The German general election may be under a week away, but Germany’s young people have already started to vote, and they’ve voting for the Pirate Party in huge numbers:
The youth organization U18 aims to promote political awareness among the German youth and traditionally they hold their own election prior to that of the adults. This year the Pirate Party was one of the surprising winners.
This Friday more than 120,000 youngsters cast their votes at one of the U18 voting booths. Of these, a massive 8.72% voted for the Pirate Party that currently holds one seat in the German Parliament.
The result of this election is encouraging for the Pirates, who already had a great run at the European election earlier this year where they surpassed some of the established local parties in some districts.
“The outcome of this election shows us that young people recognize the importance of ‘having a vote’,” Pirate Party Charmain Jens Seipenbusch said. “The fact that many of them have chosen us, shows that young people find it important to defend their civil rights and that the Pirates tackle the crucial issues of the 21st century.”

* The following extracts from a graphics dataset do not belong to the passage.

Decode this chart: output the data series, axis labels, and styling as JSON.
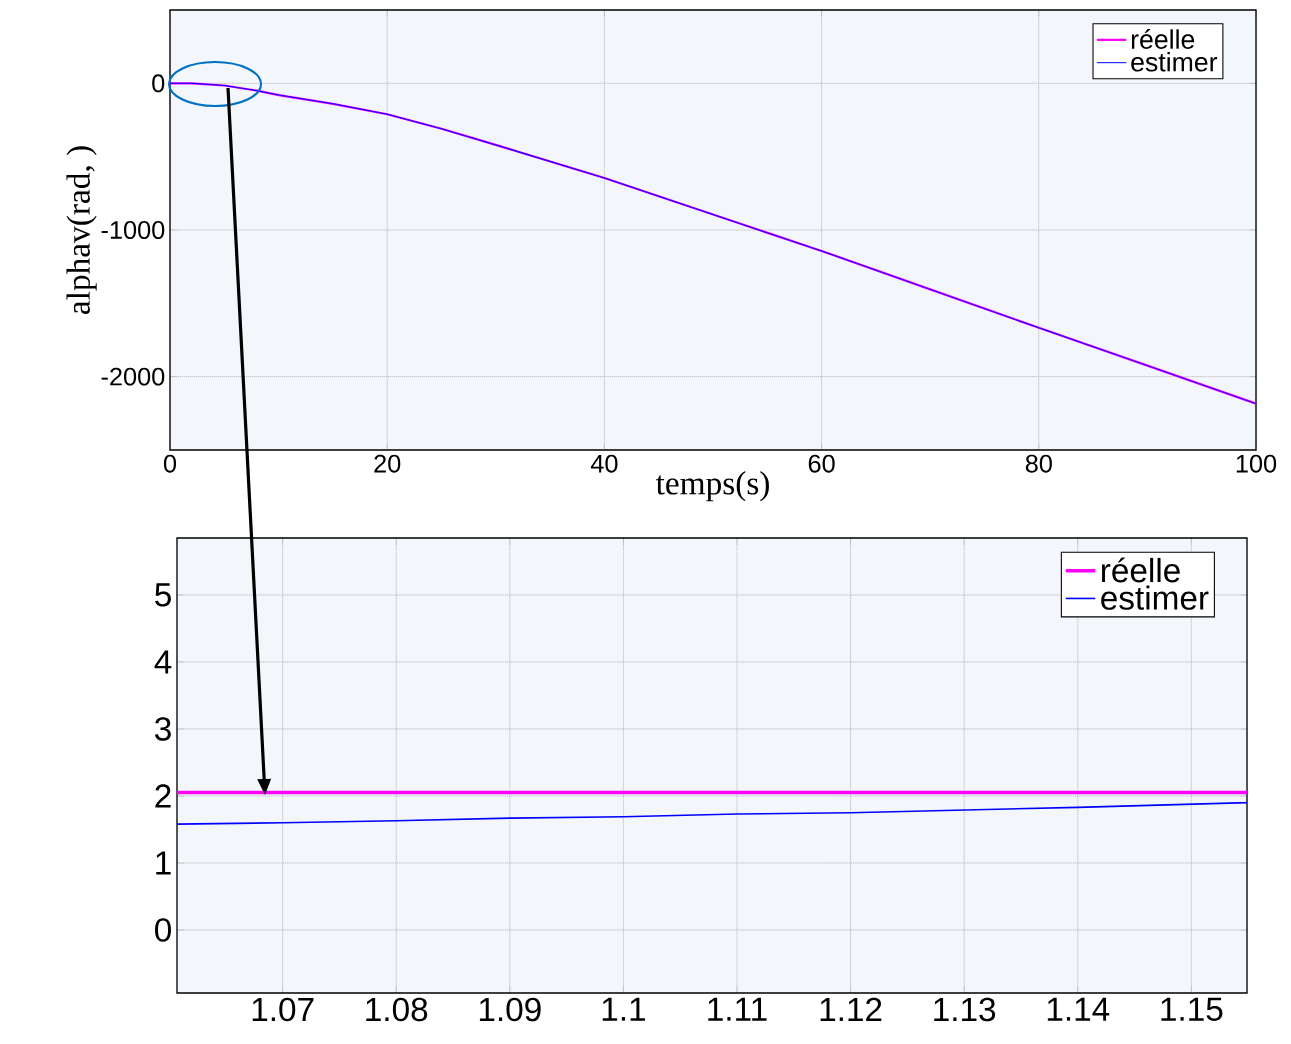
{
  "chart_data": [
    {
      "type": "line",
      "xlabel": "temps(s)",
      "ylabel": "alphav(rad, )",
      "xlim": [
        0,
        100
      ],
      "ylim": [
        -2500,
        500
      ],
      "xticks": [
        0,
        20,
        40,
        60,
        80,
        100
      ],
      "yticks": [
        -2000,
        -1000,
        0
      ],
      "grid": true,
      "legend": "top right",
      "series": [
        {
          "name": "réelle",
          "color": "#ff00ff",
          "x": [
            0,
            2,
            5,
            8,
            10,
            15,
            20,
            25,
            30,
            40,
            50,
            60,
            70,
            80,
            90,
            100
          ],
          "values": [
            0,
            0,
            -15,
            -50,
            -80,
            -140,
            -211,
            -310,
            -420,
            -646,
            -895,
            -1143,
            -1405,
            -1667,
            -1925,
            -2184
          ]
        },
        {
          "name": "estimer",
          "color": "#0000ff",
          "x": [
            0,
            2,
            5,
            8,
            10,
            15,
            20,
            25,
            30,
            40,
            50,
            60,
            70,
            80,
            90,
            100
          ],
          "values": [
            0,
            0,
            -15,
            -50,
            -80,
            -140,
            -211,
            -310,
            -420,
            -646,
            -895,
            -1143,
            -1405,
            -1667,
            -1925,
            -2184
          ]
        }
      ]
    },
    {
      "type": "line",
      "xlim": [
        1.0607,
        1.1549
      ],
      "ylim": [
        -0.94,
        5.85
      ],
      "xticks": [
        1.07,
        1.08,
        1.09,
        1.1,
        1.11,
        1.12,
        1.13,
        1.14,
        1.15
      ],
      "yticks": [
        0,
        1,
        2,
        3,
        4,
        5
      ],
      "grid": true,
      "legend": "top right",
      "series": [
        {
          "name": "réelle",
          "color": "#ff00ff",
          "x": [
            1.0607,
            1.1549
          ],
          "values": [
            2.05,
            2.05
          ]
        },
        {
          "name": "estimer",
          "color": "#0000ff",
          "x": [
            1.0607,
            1.07,
            1.08,
            1.09,
            1.1,
            1.11,
            1.12,
            1.13,
            1.14,
            1.1549
          ],
          "values": [
            1.58,
            1.6,
            1.63,
            1.67,
            1.69,
            1.73,
            1.75,
            1.79,
            1.83,
            1.9
          ]
        }
      ]
    }
  ]
}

The ‘real’ German federal election is scheduled for 27 September, and the Pirate Party hopes to gain a few dozen seats in the German Parliament so they can do something about increased Internet censorship and abuses of copyright by multi-billion dollar companies.
It remains to be seen whether they’ll actually win a few dozen seats or not, but the generational appeal of the Pirates is clear, at least in Germany. It’s an interesting trend to observe, whilst the Pirate Party UK continues to grow and find ways of differentiating itself from the other, smaller liberal parties:
We are not a party of careerist politicians like Labour or the Conservatives, who parachute in favoured candidates into their safest seats, irrespective of the fact that their candidate has hardly any connection with the people they are supposed to represent. Even the Greens have gone down that route, by handing their most winnable seat to their party leader. Unlike other parties with established hierarchies, PPUK needs popular and charismatic individuals to step forward, and not wait to be approached. Individuals with the skills, passion and commitment to convey the importance of pirate politics to a sometimes sceptical world cannot afford to wait for the party to find them or wait for a process to officially pick candidates, as we will only know where to fight based on the data we have. Likely candidates need to make themselves known and to come to the fore now, and to do so by building the local teams of supporters.
Britain however has a significant hurdle for the Pirate Party UK to overcome: the-first-past-the-post voting system. Germany has a proportional system which allows for the views of young people meaningfully to be represented; the same is not true in the UK. If young people in the UK really want their votes to start counting they’re going to have to start supporting campaigns like Vote for a Change, and insist that the voting system in the UK is changed to a truly proportional one, not simply an alternative vote system, which would retain most of the same flaws in representing votes meaningfully. Quite possibly very good news indeed for the Piratenpartei; the Pirate Party UK however has a far more complicated mountain to climb, and needs to pick its political battles with disproportionate consideration.